Problem in training hover control policy with different quad_params

spencerfolk / rotorpy

A multirotor simulator with aerodynamics for education and research.

MIT License

107 stars 30 forks source link

Problem in training hover control policy with different quad_params #10

Closed atahirkarasahin closed 2 weeks ago

atahirkarasahin commented 2 weeks ago

First, thank you for your develop to this simulation. While using the ppo_hover_train.py code, I found that if hummingbird_params is used instead of crazyflie_params, it cannot learn the hover task. I continued the training from 1M to 10M.

I don't understand how changing only the physical parameters of the drone can affect the result so much. What would you recommend to change or update at this point?

spencerfolk commented 2 weeks ago

Interesting! I'm not exactly sure why this is the case... what control abstraction are you using? What's the simulation rate for the environment? What reward function are you using?

Does the policy learn any behavior at all after 10M steps? If so, what is that behavior?

Unfortunately it's hard to debug why it isn't working with limited information. You might have to play around with different hyperparameters of the learning algorithm to get it to work.

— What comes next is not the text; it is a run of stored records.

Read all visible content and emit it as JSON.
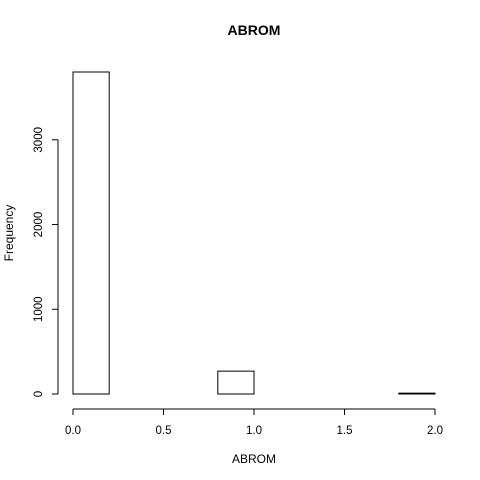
{
  "chart_data": {
    "type": "bar",
    "subtype": "histogram",
    "title": "ABROM",
    "xlabel": "ABROM",
    "ylabel": "Frequency",
    "bins": [
      {
        "from": 0.0,
        "to": 0.2,
        "count": 3800
      },
      {
        "from": 0.2,
        "to": 0.4,
        "count": 0
      },
      {
        "from": 0.4,
        "to": 0.6,
        "count": 0
      },
      {
        "from": 0.6,
        "to": 0.8,
        "count": 0
      },
      {
        "from": 0.8,
        "to": 1.0,
        "count": 270
      },
      {
        "from": 1.0,
        "to": 1.2,
        "count": 0
      },
      {
        "from": 1.2,
        "to": 1.4,
        "count": 0
      },
      {
        "from": 1.4,
        "to": 1.6,
        "count": 0
      },
      {
        "from": 1.6,
        "to": 1.8,
        "count": 0
      },
      {
        "from": 1.8,
        "to": 2.0,
        "count": 10
      }
    ],
    "xlim": [
      0.0,
      2.0
    ],
    "ylim": [
      0,
      3800
    ],
    "x_ticks": [
      "0.0",
      "0.5",
      "1.0",
      "1.5",
      "2.0"
    ],
    "y_ticks": [
      "0",
      "1000",
      "2000",
      "3000"
    ],
    "grid": false
  }
}
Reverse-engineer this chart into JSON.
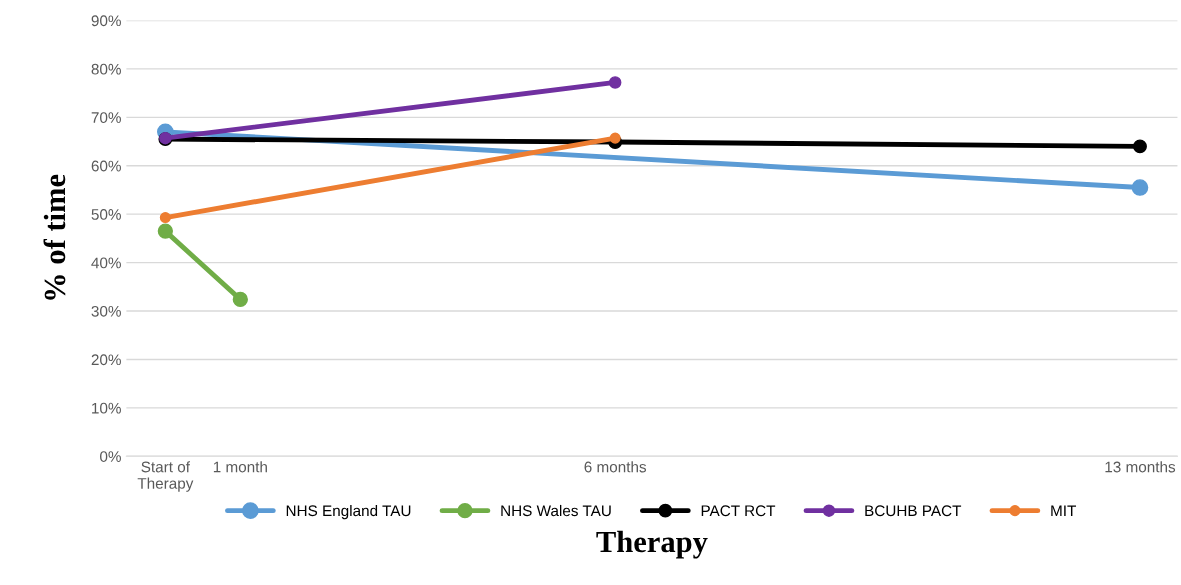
{
  "chart_data": {
    "type": "line",
    "xlabel": "Therapy",
    "ylabel": "% of time",
    "xlim": [
      -0.52,
      13.5
    ],
    "xticks": [
      {
        "value": 0,
        "label": "Start of\nTherapy"
      },
      {
        "value": 1,
        "label": "1 month"
      },
      {
        "value": 6,
        "label": "6 months"
      },
      {
        "value": 13,
        "label": "13 months"
      }
    ],
    "ylim": [
      0,
      90
    ],
    "yticks": [
      {
        "value": 0,
        "label": "0%"
      },
      {
        "value": 10,
        "label": "10%"
      },
      {
        "value": 20,
        "label": "20%"
      },
      {
        "value": 30,
        "label": "30%"
      },
      {
        "value": 40,
        "label": "40%"
      },
      {
        "value": 50,
        "label": "50%"
      },
      {
        "value": 60,
        "label": "60%"
      },
      {
        "value": 70,
        "label": "70%"
      },
      {
        "value": 80,
        "label": "80%"
      },
      {
        "value": 90,
        "label": "90%"
      }
    ],
    "grid": "y",
    "legend": "bottom",
    "marker": "circle",
    "line_style": "solid",
    "series": [
      {
        "name": "NHS England TAU",
        "color": "#5b9bd5",
        "x": [
          0,
          13
        ],
        "values": [
          67,
          55.5
        ]
      },
      {
        "name": "NHS Wales TAU",
        "color": "#70ad47",
        "x": [
          0,
          1
        ],
        "values": [
          46.5,
          32.4
        ]
      },
      {
        "name": "PACT RCT",
        "color": "#000000",
        "x": [
          0,
          6,
          13
        ],
        "values": [
          65.5,
          64.9,
          64
        ]
      },
      {
        "name": "BCUHB PACT",
        "color": "#7030a0",
        "x": [
          0,
          6
        ],
        "values": [
          65.7,
          77.2
        ]
      },
      {
        "name": "MIT",
        "color": "#ed7d31",
        "x": [
          0,
          6
        ],
        "values": [
          49.3,
          65.7
        ]
      }
    ]
  }
}
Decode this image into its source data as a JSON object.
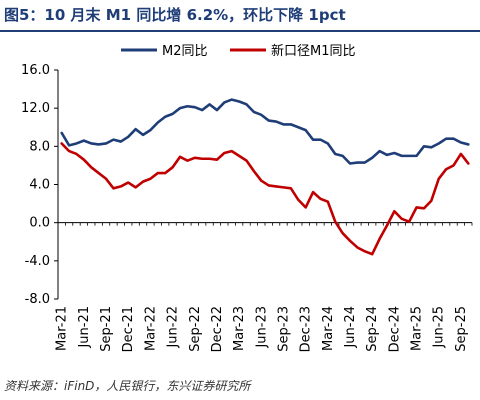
{
  "title": "图5：10 月末 M1 同比增 6.2%，环比下降 1pct",
  "source": "资料来源：iFinD，人民银行，东兴证券研究所",
  "colors": {
    "title": "#1f3e78",
    "m2": "#1f3e78",
    "m1": "#c00000",
    "axis": "#000000"
  },
  "chart_data": {
    "type": "line",
    "ylim": [
      -8.0,
      16.0
    ],
    "yticks": [
      "16.0",
      "12.0",
      "8.0",
      "4.0",
      "0.0",
      "-4.0",
      "-8.0"
    ],
    "ytick_values": [
      16,
      12,
      8,
      4,
      0,
      -4,
      -8
    ],
    "xtick_labels": [
      "Mar-21",
      "Jun-21",
      "Sep-21",
      "Dec-21",
      "Mar-22",
      "Jun-22",
      "Sep-22",
      "Dec-22",
      "Mar-23",
      "Jun-23",
      "Sep-23",
      "Dec-23",
      "Mar-24",
      "Jun-24",
      "Sep-24",
      "Dec-24",
      "Mar-25",
      "Jun-25",
      "Sep-25"
    ],
    "x": [
      "Mar-21",
      "Apr-21",
      "May-21",
      "Jun-21",
      "Jul-21",
      "Aug-21",
      "Sep-21",
      "Oct-21",
      "Nov-21",
      "Dec-21",
      "Jan-22",
      "Feb-22",
      "Mar-22",
      "Apr-22",
      "May-22",
      "Jun-22",
      "Jul-22",
      "Aug-22",
      "Sep-22",
      "Oct-22",
      "Nov-22",
      "Dec-22",
      "Jan-23",
      "Feb-23",
      "Mar-23",
      "Apr-23",
      "May-23",
      "Jun-23",
      "Jul-23",
      "Aug-23",
      "Sep-23",
      "Oct-23",
      "Nov-23",
      "Dec-23",
      "Jan-24",
      "Feb-24",
      "Mar-24",
      "Apr-24",
      "May-24",
      "Jun-24",
      "Jul-24",
      "Aug-24",
      "Sep-24",
      "Oct-24",
      "Nov-24",
      "Dec-24",
      "Jan-25",
      "Feb-25",
      "Mar-25",
      "Apr-25",
      "May-25",
      "Jun-25",
      "Jul-25",
      "Aug-25",
      "Sep-25",
      "Oct-25"
    ],
    "legend_position": "top",
    "series": [
      {
        "name": "M2同比",
        "color": "#1f3e78",
        "values": [
          9.4,
          8.1,
          8.3,
          8.6,
          8.3,
          8.2,
          8.3,
          8.7,
          8.5,
          9.0,
          9.8,
          9.2,
          9.7,
          10.5,
          11.1,
          11.4,
          12.0,
          12.2,
          12.1,
          11.8,
          12.4,
          11.8,
          12.6,
          12.9,
          12.7,
          12.4,
          11.6,
          11.3,
          10.7,
          10.6,
          10.3,
          10.3,
          10.0,
          9.7,
          8.7,
          8.7,
          8.3,
          7.2,
          7.0,
          6.2,
          6.3,
          6.3,
          6.8,
          7.5,
          7.1,
          7.3,
          7.0,
          7.0,
          7.0,
          8.0,
          7.9,
          8.3,
          8.8,
          8.8,
          8.4,
          8.2
        ]
      },
      {
        "name": "新口径M1同比",
        "color": "#c00000",
        "values": [
          8.3,
          7.5,
          7.2,
          6.6,
          5.8,
          5.2,
          4.6,
          3.6,
          3.8,
          4.2,
          3.7,
          4.3,
          4.6,
          5.2,
          5.2,
          5.8,
          6.9,
          6.5,
          6.8,
          6.7,
          6.7,
          6.6,
          7.3,
          7.5,
          7.0,
          6.5,
          5.4,
          4.4,
          3.9,
          3.8,
          3.7,
          3.6,
          2.4,
          1.6,
          3.2,
          2.5,
          2.2,
          0.1,
          -1.1,
          -1.9,
          -2.6,
          -3.0,
          -3.3,
          -1.7,
          -0.3,
          1.2,
          0.4,
          0.1,
          1.6,
          1.5,
          2.3,
          4.6,
          5.6,
          6.0,
          7.2,
          6.2
        ]
      }
    ]
  }
}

atahirkarasahin commented 2 weeks ago

Thank you for your answer. I used configuration as follow:

reward_function = lambda obs, act: hover_reward(obs, act, weights={'x': 1, 'v': 0.1, 'w': 0, 'u': 1e-5})

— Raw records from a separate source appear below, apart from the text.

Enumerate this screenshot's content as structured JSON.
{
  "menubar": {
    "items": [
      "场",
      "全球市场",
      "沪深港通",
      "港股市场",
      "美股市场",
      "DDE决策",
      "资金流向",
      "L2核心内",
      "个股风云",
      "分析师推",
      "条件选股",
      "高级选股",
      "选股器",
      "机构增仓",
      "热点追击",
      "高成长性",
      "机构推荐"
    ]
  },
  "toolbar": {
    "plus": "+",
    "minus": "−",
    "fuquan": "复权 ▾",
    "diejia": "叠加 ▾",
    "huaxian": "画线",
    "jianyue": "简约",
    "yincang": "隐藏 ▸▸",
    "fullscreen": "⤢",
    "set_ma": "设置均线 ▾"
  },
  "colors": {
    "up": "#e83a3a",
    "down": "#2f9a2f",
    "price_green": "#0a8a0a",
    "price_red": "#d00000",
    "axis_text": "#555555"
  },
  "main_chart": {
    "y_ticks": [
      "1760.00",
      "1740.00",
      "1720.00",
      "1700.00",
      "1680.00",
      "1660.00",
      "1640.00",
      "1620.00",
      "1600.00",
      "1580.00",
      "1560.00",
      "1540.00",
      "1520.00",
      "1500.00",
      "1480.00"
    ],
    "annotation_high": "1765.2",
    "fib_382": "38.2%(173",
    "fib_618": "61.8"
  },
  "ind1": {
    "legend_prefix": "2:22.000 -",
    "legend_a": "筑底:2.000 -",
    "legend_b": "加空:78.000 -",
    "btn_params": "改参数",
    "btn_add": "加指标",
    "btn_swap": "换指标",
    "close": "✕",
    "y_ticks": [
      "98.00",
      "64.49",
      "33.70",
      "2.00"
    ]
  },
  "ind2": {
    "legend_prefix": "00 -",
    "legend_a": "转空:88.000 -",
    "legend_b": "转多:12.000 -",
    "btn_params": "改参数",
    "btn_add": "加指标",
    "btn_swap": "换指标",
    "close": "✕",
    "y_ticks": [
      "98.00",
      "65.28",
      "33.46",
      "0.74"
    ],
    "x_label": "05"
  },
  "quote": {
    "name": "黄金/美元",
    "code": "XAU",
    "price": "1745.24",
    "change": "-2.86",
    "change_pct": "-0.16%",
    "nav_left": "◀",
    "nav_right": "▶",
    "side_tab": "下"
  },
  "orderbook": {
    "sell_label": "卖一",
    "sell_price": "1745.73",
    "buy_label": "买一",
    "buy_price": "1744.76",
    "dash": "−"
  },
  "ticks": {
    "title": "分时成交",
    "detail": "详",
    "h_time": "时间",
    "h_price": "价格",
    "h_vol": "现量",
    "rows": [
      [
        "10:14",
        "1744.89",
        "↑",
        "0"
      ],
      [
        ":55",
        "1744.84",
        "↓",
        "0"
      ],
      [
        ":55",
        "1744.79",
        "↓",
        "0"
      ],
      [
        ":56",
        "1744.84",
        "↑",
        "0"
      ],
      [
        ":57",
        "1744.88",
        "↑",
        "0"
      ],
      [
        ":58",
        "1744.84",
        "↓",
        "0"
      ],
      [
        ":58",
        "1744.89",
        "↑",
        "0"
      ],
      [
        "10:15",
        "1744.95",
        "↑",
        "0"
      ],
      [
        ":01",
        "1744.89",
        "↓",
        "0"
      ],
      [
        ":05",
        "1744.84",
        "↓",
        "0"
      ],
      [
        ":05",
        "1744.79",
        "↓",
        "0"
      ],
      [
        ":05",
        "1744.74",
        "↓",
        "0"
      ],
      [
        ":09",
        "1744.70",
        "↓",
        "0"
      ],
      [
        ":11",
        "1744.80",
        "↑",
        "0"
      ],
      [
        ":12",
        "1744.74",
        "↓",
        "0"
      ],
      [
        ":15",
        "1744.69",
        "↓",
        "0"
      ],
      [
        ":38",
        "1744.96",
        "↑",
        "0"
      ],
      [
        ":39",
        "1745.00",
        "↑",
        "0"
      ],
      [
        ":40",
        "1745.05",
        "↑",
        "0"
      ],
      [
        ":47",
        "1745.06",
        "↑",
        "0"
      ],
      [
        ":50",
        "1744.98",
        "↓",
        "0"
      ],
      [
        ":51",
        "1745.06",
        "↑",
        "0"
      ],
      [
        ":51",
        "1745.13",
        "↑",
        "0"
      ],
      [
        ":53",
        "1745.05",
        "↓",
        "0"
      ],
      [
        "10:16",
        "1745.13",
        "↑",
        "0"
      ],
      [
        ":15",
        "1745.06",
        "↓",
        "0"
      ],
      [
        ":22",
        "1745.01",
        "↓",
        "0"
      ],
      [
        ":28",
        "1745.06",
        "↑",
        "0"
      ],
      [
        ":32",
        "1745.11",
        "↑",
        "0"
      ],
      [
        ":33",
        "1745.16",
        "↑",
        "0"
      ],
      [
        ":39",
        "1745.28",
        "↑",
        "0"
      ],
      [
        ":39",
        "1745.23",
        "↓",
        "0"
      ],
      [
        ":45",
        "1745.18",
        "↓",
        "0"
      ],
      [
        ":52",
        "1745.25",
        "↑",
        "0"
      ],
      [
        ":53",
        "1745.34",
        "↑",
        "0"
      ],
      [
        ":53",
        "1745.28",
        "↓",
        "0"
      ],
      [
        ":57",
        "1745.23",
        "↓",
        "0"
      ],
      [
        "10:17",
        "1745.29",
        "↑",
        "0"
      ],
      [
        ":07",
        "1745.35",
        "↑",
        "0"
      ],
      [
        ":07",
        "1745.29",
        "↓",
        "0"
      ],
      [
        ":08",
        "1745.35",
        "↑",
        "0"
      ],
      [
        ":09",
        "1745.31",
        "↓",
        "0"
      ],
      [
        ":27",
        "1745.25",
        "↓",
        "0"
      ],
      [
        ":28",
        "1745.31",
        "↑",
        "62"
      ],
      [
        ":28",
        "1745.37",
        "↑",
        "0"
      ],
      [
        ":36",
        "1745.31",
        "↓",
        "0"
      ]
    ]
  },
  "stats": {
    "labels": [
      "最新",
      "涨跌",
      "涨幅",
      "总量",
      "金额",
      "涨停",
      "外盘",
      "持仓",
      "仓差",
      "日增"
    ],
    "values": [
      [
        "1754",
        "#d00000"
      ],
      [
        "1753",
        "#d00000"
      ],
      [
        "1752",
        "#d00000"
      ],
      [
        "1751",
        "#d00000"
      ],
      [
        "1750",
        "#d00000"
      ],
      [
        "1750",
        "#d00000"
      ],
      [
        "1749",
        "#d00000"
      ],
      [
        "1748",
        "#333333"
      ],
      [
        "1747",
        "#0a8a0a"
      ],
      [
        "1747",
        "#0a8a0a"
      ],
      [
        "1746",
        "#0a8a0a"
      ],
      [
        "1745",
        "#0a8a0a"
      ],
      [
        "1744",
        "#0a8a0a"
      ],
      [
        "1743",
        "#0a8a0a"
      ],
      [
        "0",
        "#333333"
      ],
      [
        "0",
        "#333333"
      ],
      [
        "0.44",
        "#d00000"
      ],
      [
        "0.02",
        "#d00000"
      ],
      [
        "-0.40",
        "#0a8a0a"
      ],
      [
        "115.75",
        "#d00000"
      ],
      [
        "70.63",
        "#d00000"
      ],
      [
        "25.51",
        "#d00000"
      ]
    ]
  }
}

env = gym.make("Quadrotor-v0", control_mode ='cmd_motor_speeds', reward_fn = reward_function, quad_params = quad_params, max_time = 5, world = None, sim_rate = 100, render_mode='None')

After 10M steps agent not learning hover task. According to ppo_hover_eval.py, agents not reach to final position. Agents attitude/result is shown this figure:

position_vs_time

And then, I changing both the control abstraction and its hyperparameters of the learning algorithm in the simulation settings, but the results did not change.

spencerfolk commented 2 weeks ago

You could try changing the reward function weights too.

Also, for higher abstractions (like cmd_ctatt for instance), the multirotor environment has lower level controllers to track those references. You can change the gains for those lower level controllers here. This shouldn't be the problem though for cmd_motor_speeds.

atahirkarasahin commented 2 weeks ago

I changed both reward function weights and low level controller parameter and additionally used higher abstractions such as cmd_ctbr.

reward_function = lambda obs, act: hover_reward(obs, act, weights={'x': 1, 'v': 0.1, 'w': 0.1, 'u': 0})
env = gym.make("Quadrotor-v0", control_mode ='cmd_ctbr', reward_fn = reward_function, quad_params = quad_params, max_time = 5, world = None, sim_rate = 100, render_mode='None')
self.k_w = 2 updated to this line. According to these update results obtained is shown as follow:

position_vs_time

As a result, we can consider the hover task of the RL agent as learned according to the hummingbird parameters, although a little bit position error remains. Thanks.

spencerfolk commented 2 weeks ago

Looks good, nice job! Thanks for sharing.